Conclusion: Bone block grafting is extremely technique sensitive but predictable. The use of bone block allografts typically used in spinal fusion surgery has been implemented for ridge augmentation since 2001 and is increasingly noted in the literature. The bone augmentation should be performed at the time of extraction if at all possible to minimize the number of surgical appointments for the patient. Once the bone heals and dental implants are inserted into bone augmentation sites, the grafted bone is of equal of harder quality than the patients original bone. This treatment may be performed in the maxilla or mandible and in the anterior or posterior sextants. For optimal patient comfort and recovery, intravenous sedation is recommended.

Patient Comments before and after procedure: Prior to treatment, Robert was very apprehensive about treatment. However, with intravenous sedation, he was able to relax throughout treatment and enjoyed great comfort throughout the treatment process.

Figure 9
Fig 9. Final Presentation

After treatment, he was thrilled to toss out his flipper partial denture and enjoy the fixed crowns which, as he stated, looked nicer then the original teeth.

What made our services stand out for the patient and the referring dentist is that Robert was referred to several specialists until he decided to proceed with us. The reason he allowed us to treat him had to do with the fact that he would be sedated throughout treatment (while others would not sedate him) and that we perform non-invasive bone block grafts (while other specialists wanted to harvest bone from his hip and chin). The referring dentist was surprised at what was possible with bone block technology today because he was always under the impression that all bone block grafts required patients to present to a hospital for removal of bone from the chin or him and transplanting such bone to the jaws. The dentist was also extremely pleased with the cosmetic result which was achieved.

The Business Case

This case continues to demonstrate the excellent collaborative work that can take place between the restorative dentist, periodontist and lab technician. The patient was very happy with the final results and even happier that he was comfortable and relaxed throughout every phase of treatment.

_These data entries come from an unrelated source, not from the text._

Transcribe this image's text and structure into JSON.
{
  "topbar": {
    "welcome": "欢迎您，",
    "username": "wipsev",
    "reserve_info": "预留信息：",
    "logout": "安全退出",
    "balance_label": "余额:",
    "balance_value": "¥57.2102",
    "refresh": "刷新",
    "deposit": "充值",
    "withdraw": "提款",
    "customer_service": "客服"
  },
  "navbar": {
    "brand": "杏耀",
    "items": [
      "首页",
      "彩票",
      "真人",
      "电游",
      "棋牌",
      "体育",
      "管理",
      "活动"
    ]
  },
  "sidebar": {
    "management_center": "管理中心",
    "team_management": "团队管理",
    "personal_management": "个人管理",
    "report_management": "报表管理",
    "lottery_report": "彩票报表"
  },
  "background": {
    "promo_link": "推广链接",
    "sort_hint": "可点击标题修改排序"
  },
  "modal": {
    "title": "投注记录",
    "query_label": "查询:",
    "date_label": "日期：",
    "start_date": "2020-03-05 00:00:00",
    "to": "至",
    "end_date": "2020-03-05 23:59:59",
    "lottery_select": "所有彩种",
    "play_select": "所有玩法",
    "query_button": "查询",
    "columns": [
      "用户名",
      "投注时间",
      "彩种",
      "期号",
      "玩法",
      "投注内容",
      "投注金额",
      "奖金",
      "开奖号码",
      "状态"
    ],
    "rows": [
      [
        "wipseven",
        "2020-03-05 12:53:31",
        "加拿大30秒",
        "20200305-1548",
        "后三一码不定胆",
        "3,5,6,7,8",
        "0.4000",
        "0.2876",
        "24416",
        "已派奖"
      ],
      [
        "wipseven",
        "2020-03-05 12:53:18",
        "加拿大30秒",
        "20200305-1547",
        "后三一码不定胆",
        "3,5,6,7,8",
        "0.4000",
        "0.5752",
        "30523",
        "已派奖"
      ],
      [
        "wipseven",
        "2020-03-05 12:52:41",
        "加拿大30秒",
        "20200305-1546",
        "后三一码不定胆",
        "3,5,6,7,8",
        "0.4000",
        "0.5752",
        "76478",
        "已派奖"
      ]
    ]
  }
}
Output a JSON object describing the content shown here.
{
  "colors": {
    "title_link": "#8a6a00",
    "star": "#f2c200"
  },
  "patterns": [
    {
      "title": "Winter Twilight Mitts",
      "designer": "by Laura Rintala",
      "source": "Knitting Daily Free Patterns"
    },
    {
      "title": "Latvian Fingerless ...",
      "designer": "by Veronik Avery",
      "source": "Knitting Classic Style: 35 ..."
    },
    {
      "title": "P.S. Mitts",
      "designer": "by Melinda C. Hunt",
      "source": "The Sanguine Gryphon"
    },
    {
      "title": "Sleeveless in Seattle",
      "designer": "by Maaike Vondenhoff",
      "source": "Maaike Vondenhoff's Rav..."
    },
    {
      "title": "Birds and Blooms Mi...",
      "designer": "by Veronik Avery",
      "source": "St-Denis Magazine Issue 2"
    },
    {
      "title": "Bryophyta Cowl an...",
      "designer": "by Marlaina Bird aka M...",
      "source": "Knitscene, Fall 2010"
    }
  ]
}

The final restorative costs were $8200 and the total for surgical cost totaled $13,500. The total cost was $21,700. Now, at the age of 20, Robert was attending college and had the confidence to spend more time with his friends and go out on more dates. He was more confident and smiled more as a result of this process. He was so pleased with the care received that his family referred several more patients to our practice for various periodontal and dental implant treatments.